You don't have a problem calculating your tax. You have a problem calculating your income.
( 1 ) - You have to look at your chances of an audit.
( 2 ) - You have to look at your chances of getting in trouble if you are audited.
I am operating on the premise that if I make $1-50k trading stocks and options
and I lump groups of options together that are pretty close in date and are identical
in underlying stock
and have the same tax classification ( short or long term )
then I'm going to do it and worry about getting audited for my tiny little gain later.
OTOH, if I make six-figures doing this, then I'm going to just hire someone to
write all that crap out for me and give the IRS a jillion pages of Schedule D stuff.
If I paid
exactly what I was owed, then there isn't much they are going to do to me.
Others may have had an experience that makes my thinking completely
wrong, but until I hear differently, I'm going to lump my stuff.
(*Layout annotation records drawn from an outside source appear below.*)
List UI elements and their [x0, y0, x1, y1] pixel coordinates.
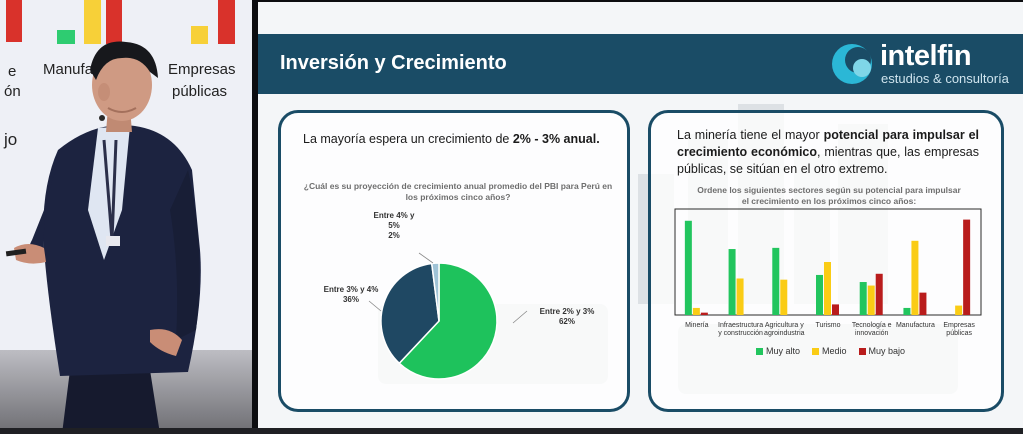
legend-label-medio: Medio [822, 346, 847, 356]
background-bar-red-2 [106, 0, 122, 44]
logo-name: intelfin [880, 40, 972, 72]
bar-3-0 [816, 274, 823, 315]
pie-slice-0 [398, 262, 498, 380]
right-headline-bold: potencial para impulsar el crecimiento e… [677, 128, 980, 159]
presentation-slide: Inversión y Crecimiento intelfin estudio… [258, 2, 1023, 430]
category-label-6: Empresas públicas [943, 322, 975, 337]
background-text-4: ón [4, 83, 21, 100]
legend-item-muy-alto: Muy alto [756, 346, 800, 356]
pie-label-4-5: Entre 4% y 5% 2% [367, 211, 421, 241]
right-headline-text-1: La minería tiene el mayor [677, 128, 824, 142]
bar-5-2 [919, 292, 927, 315]
legend-swatch-muy-alto [756, 347, 763, 355]
bar-2-0 [772, 247, 780, 315]
left-headline: La mayoría espera un crecimiento de 2% -… [303, 131, 613, 148]
background-bar-yellow-2 [191, 26, 208, 44]
pie-question: ¿Cuál es su proyección de crecimiento an… [303, 181, 613, 202]
pie-label-line-0-0: Entre 2% y 3% [539, 307, 595, 316]
background-bar-yellow [84, 0, 101, 44]
legend-item-medio: Medio [812, 346, 847, 356]
pie-label-line-1-0: Entre 3% y 4% [323, 285, 379, 294]
background-text-6: jo [4, 130, 18, 149]
bar-question: Ordene los siguientes sectores según su … [697, 185, 961, 206]
bar-4-2 [875, 273, 883, 315]
bar-3-2 [832, 304, 839, 315]
slide-header: Inversión y Crecimiento [258, 34, 1023, 94]
legend-label-muy-alto: Muy alto [766, 346, 801, 356]
pie-label-line-2-0: Entre 4% y 5% [373, 211, 415, 230]
intelfin-logo: intelfin estudios & consultoría [828, 38, 1018, 90]
pie-leader-1 [368, 300, 382, 312]
pie-slice-2 [430, 262, 440, 322]
right-headline: La minería tiene el mayor potencial para… [677, 127, 979, 178]
category-label-2: Agricultura y agroindustria [764, 322, 805, 337]
background-bar-red-3 [218, 0, 235, 44]
pie-label-2-3: Entre 2% y 3% 62% [539, 307, 595, 327]
pie-label-line-0-1: 62% [558, 317, 575, 326]
speaker-figure [5, 41, 201, 434]
background-text-3: Empresas [168, 61, 236, 78]
bar-3-1 [824, 262, 831, 315]
category-label-0: Minería [685, 322, 708, 329]
category-label-4: Tecnología e innovación [852, 322, 892, 337]
category-label-1: Infraestructura y construcción [718, 322, 763, 337]
background-bar-red [6, 0, 22, 42]
sector-potential-panel: La minería tiene el mayor potencial para… [648, 110, 1004, 412]
pie-leader-0 [512, 310, 528, 324]
background-bar-green [57, 30, 75, 44]
legend-label-muy-bajo: Muy bajo [868, 346, 906, 356]
legend-swatch-muy-bajo [858, 347, 866, 355]
bar-1-1 [736, 278, 744, 315]
bar-2-1 [780, 279, 788, 315]
category-label-5: Manufactura [896, 322, 935, 329]
logo-mark-icon [832, 44, 872, 84]
bar-4-1 [867, 285, 875, 315]
growth-projection-panel: La mayoría espera un crecimiento de 2% -… [278, 110, 630, 412]
camera-view: e Manufa Empresas ón públicas jo [0, 0, 252, 434]
video-bottom-strip [0, 428, 1023, 434]
bar-1-0 [728, 249, 736, 315]
pie-label-3-4: Entre 3% y 4% 36% [323, 285, 379, 305]
category-label-3: Turismo [815, 322, 840, 329]
bar-0-0 [684, 220, 692, 315]
bar-6-1 [955, 305, 963, 315]
bar-5-0 [903, 307, 911, 315]
left-headline-text: La mayoría espera un crecimiento de [303, 132, 513, 146]
bar-0-2 [700, 312, 708, 315]
background-text-1: e [8, 63, 17, 80]
bar-6-2 [963, 219, 971, 315]
logo-subtitle: estudios & consultoría [881, 71, 1009, 86]
bar-5-1 [911, 240, 919, 315]
left-headline-bold: 2% - 3% anual. [512, 132, 600, 146]
bar-0-1 [692, 307, 700, 315]
bar-4-0 [859, 282, 867, 315]
pie-leader-2 [418, 252, 434, 264]
pie-label-line-1-1: 36% [342, 295, 359, 304]
pie-chart [368, 252, 528, 380]
background-text-5: públicas [172, 83, 228, 100]
slide-title: Inversión y Crecimiento [280, 52, 507, 74]
right-headline-text-2: , mientras que, las empresas públicas, s… [677, 145, 979, 176]
legend-swatch-medio [812, 347, 820, 355]
bar-legend: Muy alto Medio Muy bajo [756, 346, 905, 356]
pie-label-line-2-1: 2% [388, 231, 400, 240]
background-text-2: Manufa [43, 61, 94, 78]
legend-item-muy-bajo: Muy bajo [858, 346, 906, 356]
sector-bar-chart: Minería Infraestructura y construcciónAgri… [674, 208, 982, 337]
pie-slice-1 [380, 262, 440, 365]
Note that it would be relatively trivial to create an excel spreadsheet that would
automatically create a Schedule D form from an easy-to-compile data sheet.
It's too bad that the IRS and the broker can't just get together to report all the
short-term gains on a 1099 that would have one number on it that you could just
input into the schedule D. What do they need all that detail for anyway?
It would not possibly come up unless there was an audit. In the audit,
the taxpayer would be bringing all that stuff to the table anyway since
they would have to defend the numbers with brokerage statements, etc.